Our oldest ECFE classes find the children learning that the structured time has expectations for behavior. This is what will lead them to success in preschool, kindergarten and beyond. They are asked to sit in the circle for circle time, they are asked to take turns and delay gratification (they may see the delightful scarves and want to throw them in the air, but they need to wait until the teacher hands them out–they can not just run en mass and grab them).

Individual children may be working on specific skills within the context of circle time. Teachers are always most concerned with ensuring the safety of all the children–no middle of the circle crashes–but in addition teachers may be working with families to encourage more focused attention, or body awareness and personal space awareness, or even comfort in separation at a certain level from a parent. For this reason, in the older classes, you may see more focused attention on certain skills. If you have a question about why things are operating in a particular way with circle time, be sure to ask your teacher. They are happy to share their reasoning with you.

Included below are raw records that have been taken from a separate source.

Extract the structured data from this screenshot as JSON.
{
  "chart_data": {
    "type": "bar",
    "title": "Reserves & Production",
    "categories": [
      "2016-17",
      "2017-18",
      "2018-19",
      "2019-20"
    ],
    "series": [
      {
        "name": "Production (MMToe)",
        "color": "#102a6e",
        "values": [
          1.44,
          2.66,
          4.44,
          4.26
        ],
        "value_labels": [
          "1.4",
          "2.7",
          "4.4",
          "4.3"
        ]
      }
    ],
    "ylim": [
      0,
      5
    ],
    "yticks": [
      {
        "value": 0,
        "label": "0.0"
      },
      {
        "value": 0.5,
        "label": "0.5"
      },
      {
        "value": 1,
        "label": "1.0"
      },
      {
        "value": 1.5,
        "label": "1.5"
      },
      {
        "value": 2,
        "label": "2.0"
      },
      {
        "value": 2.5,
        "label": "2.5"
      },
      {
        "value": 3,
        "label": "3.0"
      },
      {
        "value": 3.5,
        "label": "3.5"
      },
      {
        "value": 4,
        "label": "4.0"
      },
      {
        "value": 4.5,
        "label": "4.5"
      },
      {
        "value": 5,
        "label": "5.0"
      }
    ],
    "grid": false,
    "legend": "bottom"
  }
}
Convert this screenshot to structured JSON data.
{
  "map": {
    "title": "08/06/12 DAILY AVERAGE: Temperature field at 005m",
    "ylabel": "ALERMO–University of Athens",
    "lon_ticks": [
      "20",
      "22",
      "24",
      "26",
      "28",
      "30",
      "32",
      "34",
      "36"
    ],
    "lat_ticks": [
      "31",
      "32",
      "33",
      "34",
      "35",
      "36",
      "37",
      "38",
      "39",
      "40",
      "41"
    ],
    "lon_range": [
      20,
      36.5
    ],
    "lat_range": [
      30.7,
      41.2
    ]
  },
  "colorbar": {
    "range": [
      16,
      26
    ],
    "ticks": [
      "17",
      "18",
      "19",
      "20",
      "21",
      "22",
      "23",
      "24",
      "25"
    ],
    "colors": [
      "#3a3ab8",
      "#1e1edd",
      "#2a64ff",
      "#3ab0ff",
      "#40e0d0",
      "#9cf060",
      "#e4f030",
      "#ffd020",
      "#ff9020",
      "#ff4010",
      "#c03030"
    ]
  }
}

Parents often learn to love circle time because there is an opportunity to learn songs that engage their children. Often the time between being a child yourself and having your own children is just long enough to forget the words to many of the favorite songs children love. Parents also learn that the method of singing can have a significant affect on the way their children learn. Practicing songs in a slow, paced manner will help children attune to the song and the words. Learning the songs, the finger plays, and methods of soothing activities can help parents when they are looking for play experiences that are genuine, beneficial, social and relaxing. The children recognize the songs and games outside of class and love the experience of re-playing them in their own homes.

There is often an opportunity to gain insight into child development as well as your individual’s personality through circle time. In the early years we notice that some children tend to sit comfortably with a parent and never dream of moving–they may or may not be singing, but they are certainly sitting still. Other children enjoy getting to move in and out of the circle.  They are listening and attending to the songs even if they aren’t sitting in the circle, but they aren’t yet interested in sitting through it all. Teachers see both of these approaches as typical. Parents can gain an understanding of how their child engages with the world by watching their activity level during circle time. Often, the best approach for parents is to remain in the circle and continue to take part in the activities. The child will, in time, realize that the special time with the parent is worth staying in the circle.

Circle time is a delight for all the participants in an ECFE class. It is a special time for parents and children, as well as a purposefully crafted learning experience by teachers. Most of all, circle time should be FUN, so enjoy this special time during class with your child!